Carmen Laffón, una nube ( y ‘raors’) en Mallorca
En el cielo flota una parra, una escultura suspendida, una idea, un mantón vegetal
Una pintora capta momentos del paisaje, de personas y objetos con lentitud y austeridad de color, indaga para posar la luz con calma seductora. Una artista señera, Carmen Laffón, vivaz y explícita, habita en sus obras, ante el mar y el río en la Jara, al lado de Doñana, y en Sevilla, donde nació durante la República.

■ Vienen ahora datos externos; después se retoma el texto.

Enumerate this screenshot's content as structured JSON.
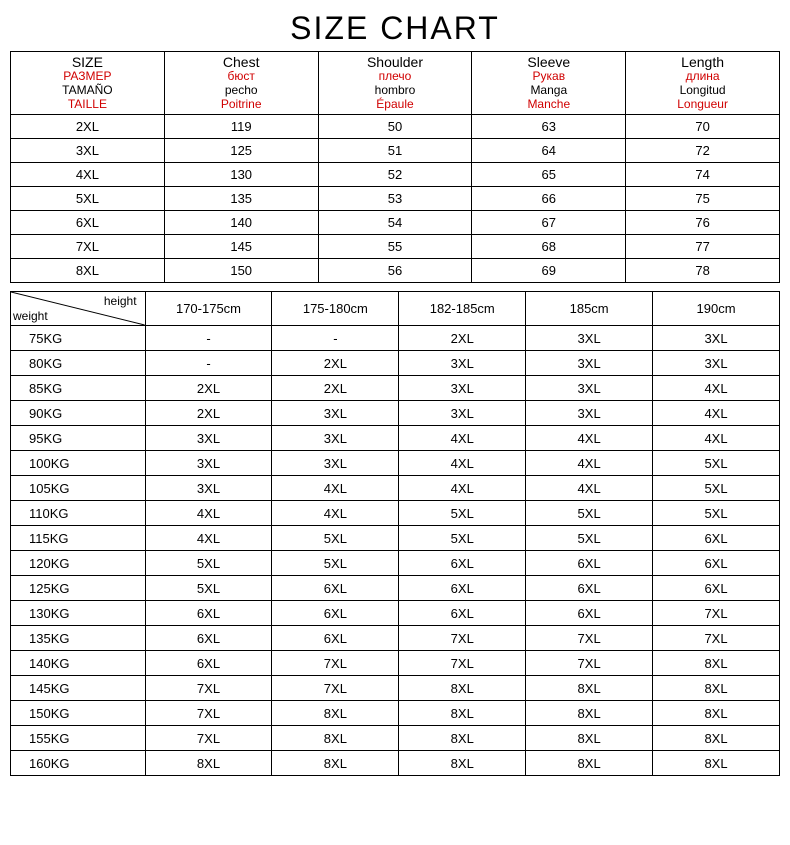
{
  "title": "SIZE CHART",
  "colors": {
    "text": "#000000",
    "accent": "#d00000",
    "border": "#000000",
    "background": "#ffffff"
  },
  "typography": {
    "title_fontsize": 32,
    "header_fontsize": 14,
    "sub_fontsize": 12,
    "cell_fontsize": 13,
    "font_family": "Arial"
  },
  "measurements": {
    "headers": [
      {
        "main": "SIZE",
        "ru": "РАЗМЕР",
        "es": "TAMAÑO",
        "fr": "TAILLE"
      },
      {
        "main": "Chest",
        "ru": "бюст",
        "es": "pecho",
        "fr": "Poitrine"
      },
      {
        "main": "Shoulder",
        "ru": "плечо",
        "es": "hombro",
        "fr": "Épaule"
      },
      {
        "main": "Sleeve",
        "ru": "Рукав",
        "es": "Manga",
        "fr": "Manche"
      },
      {
        "main": "Length",
        "ru": "длина",
        "es": "Longitud",
        "fr": "Longueur"
      }
    ],
    "rows": [
      {
        "size": "2XL",
        "chest": "119",
        "shoulder": "50",
        "sleeve": "63",
        "length": "70"
      },
      {
        "size": "3XL",
        "chest": "125",
        "shoulder": "51",
        "sleeve": "64",
        "length": "72"
      },
      {
        "size": "4XL",
        "chest": "130",
        "shoulder": "52",
        "sleeve": "65",
        "length": "74"
      },
      {
        "size": "5XL",
        "chest": "135",
        "shoulder": "53",
        "sleeve": "66",
        "length": "75"
      },
      {
        "size": "6XL",
        "chest": "140",
        "shoulder": "54",
        "sleeve": "67",
        "length": "76"
      },
      {
        "size": "7XL",
        "chest": "145",
        "shoulder": "55",
        "sleeve": "68",
        "length": "77"
      },
      {
        "size": "8XL",
        "chest": "150",
        "shoulder": "56",
        "sleeve": "69",
        "length": "78"
      }
    ]
  },
  "recommendation": {
    "axis_height_label": "height",
    "axis_weight_label": "weight",
    "heights": [
      "170-175cm",
      "175-180cm",
      "182-185cm",
      "185cm",
      "190cm"
    ],
    "rows": [
      {
        "weight": "75KG",
        "sizes": [
          "-",
          "-",
          "2XL",
          "3XL",
          "3XL"
        ]
      },
      {
        "weight": "80KG",
        "sizes": [
          "-",
          "2XL",
          "3XL",
          "3XL",
          "3XL"
        ]
      },
      {
        "weight": "85KG",
        "sizes": [
          "2XL",
          "2XL",
          "3XL",
          "3XL",
          "4XL"
        ]
      },
      {
        "weight": "90KG",
        "sizes": [
          "2XL",
          "3XL",
          "3XL",
          "3XL",
          "4XL"
        ]
      },
      {
        "weight": "95KG",
        "sizes": [
          "3XL",
          "3XL",
          "4XL",
          "4XL",
          "4XL"
        ]
      },
      {
        "weight": "100KG",
        "sizes": [
          "3XL",
          "3XL",
          "4XL",
          "4XL",
          "5XL"
        ]
      },
      {
        "weight": "105KG",
        "sizes": [
          "3XL",
          "4XL",
          "4XL",
          "4XL",
          "5XL"
        ]
      },
      {
        "weight": "110KG",
        "sizes": [
          "4XL",
          "4XL",
          "5XL",
          "5XL",
          "5XL"
        ]
      },
      {
        "weight": "115KG",
        "sizes": [
          "4XL",
          "5XL",
          "5XL",
          "5XL",
          "6XL"
        ]
      },
      {
        "weight": "120KG",
        "sizes": [
          "5XL",
          "5XL",
          "6XL",
          "6XL",
          "6XL"
        ]
      },
      {
        "weight": "125KG",
        "sizes": [
          "5XL",
          "6XL",
          "6XL",
          "6XL",
          "6XL"
        ]
      },
      {
        "weight": "130KG",
        "sizes": [
          "6XL",
          "6XL",
          "6XL",
          "6XL",
          "7XL"
        ]
      },
      {
        "weight": "135KG",
        "sizes": [
          "6XL",
          "6XL",
          "7XL",
          "7XL",
          "7XL"
        ]
      },
      {
        "weight": "140KG",
        "sizes": [
          "6XL",
          "7XL",
          "7XL",
          "7XL",
          "8XL"
        ]
      },
      {
        "weight": "145KG",
        "sizes": [
          "7XL",
          "7XL",
          "8XL",
          "8XL",
          "8XL"
        ]
      },
      {
        "weight": "150KG",
        "sizes": [
          "7XL",
          "8XL",
          "8XL",
          "8XL",
          "8XL"
        ]
      },
      {
        "weight": "155KG",
        "sizes": [
          "7XL",
          "8XL",
          "8XL",
          "8XL",
          "8XL"
        ]
      },
      {
        "weight": "160KG",
        "sizes": [
          "8XL",
          "8XL",
          "8XL",
          "8XL",
          "8XL"
        ]
      }
    ]
  }
}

Comenta que no desea cortar el ritmo y la dedicación a su trabajo pendiente, siempre de día, porque no pinta con luz artificial que distrae las sensaciones naturales que expresan las cosas; de noche usa el lápiz y el carboncillo en dibujos de realidad, apuntes entre la miniatura a la lámina.
Plasma retratos, esculturas, testas, objetos y una célebre cuna infantil, a la que siempre busca retornar para precisar sus gestos en el camino de la perfección. En una comida de encuentro con bocados de extrema proximidad, con arròs brut con liebres y perdices y raors, un pescado mito insular, está también otra artista puntera, la vanguardista escultora del aire Blanca Muñoz. Dos autoras, otras generaciones.

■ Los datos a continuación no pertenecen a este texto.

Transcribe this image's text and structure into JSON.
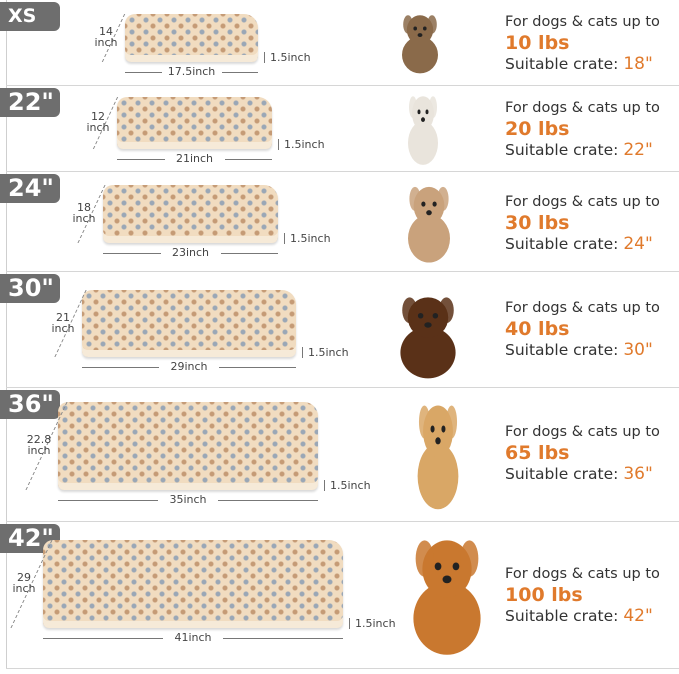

Para no distraerse ni media hora en su cometido, un sábado de septiembre, en Mallorca, Carmen Laffón declina la invitación del anfitrión para acercarse a ver caer el sol en el mar, ante la isla de Cabrera. A un kilómetro de donde está creando, el amo de la luz y los días enciende con brasas el paisaje, pinta marinas entre calimas del ocaso.
En el cielo de la isla flota una parra, una nube hermosa, una situación que sorprende y da sombra. Carmen Laffón deja suspendida una escultura, una idea, un mantón vegetal en un espacio abierto. No desea repetir o imitar meramente una vieja plantación doméstica. La elección del enclave concreta un manifiesto, un paisaje sobre el paisaje.
Organiza su gramática plástica desde el complejo lenguaje de la sencillez. Para las horas y recrea lo cotidiano. Ama a Duchamp, a Picasso, evoca a Turner en las distancias. Estuvo en Palma años atrás para ver a Morandi en la fundación Juan March.En el museo quizás más interesante de la ciudad, hay un gran Laffón, una escenografía pálida, una perspectiva urbana entre neblina de casas y tejados de Sanlúcar de Barrameda (1975), que el visitante se lleva, en un póster, y así repite la escena en muchas paredes con la paz vibrante que refleja.
En esa parra de Mallorca, ramas de bronce y hojas perennes, metálicas, verdosas; los tallos, sarmientos y los troncos son de fundición. Laffón duda, mira e interviene para definir las mil vistas de cada centímetro de la instalación. En la tierra roja ha de arraigar esa expresión vitalista.
La Intervención, una escultura aérea, un follaje organizado, remirado y retocado, pieza a pieza, que mudará de tonos cada hora. A cielo abierto, bajo la cúpula enorme que rebota el gran azul que viene la mar grande cercana, el espacio no es secundario en este ejercicio de sutileza y austeridad expresiva.
La parra pérgola de Laffón es, además, una nube, un cúmulo de gestos, una balsa, otra isla sobre la isla. Esa iniciativa, un encargo de una coleccionista amiga y paisana de Sevilla, en su primer ensayo nació en una bóveda conventual o en el techo de grandes museos. Entonces ella llevó la vendimia al museo, una colección de espuertas con uva o vacías, en bronce.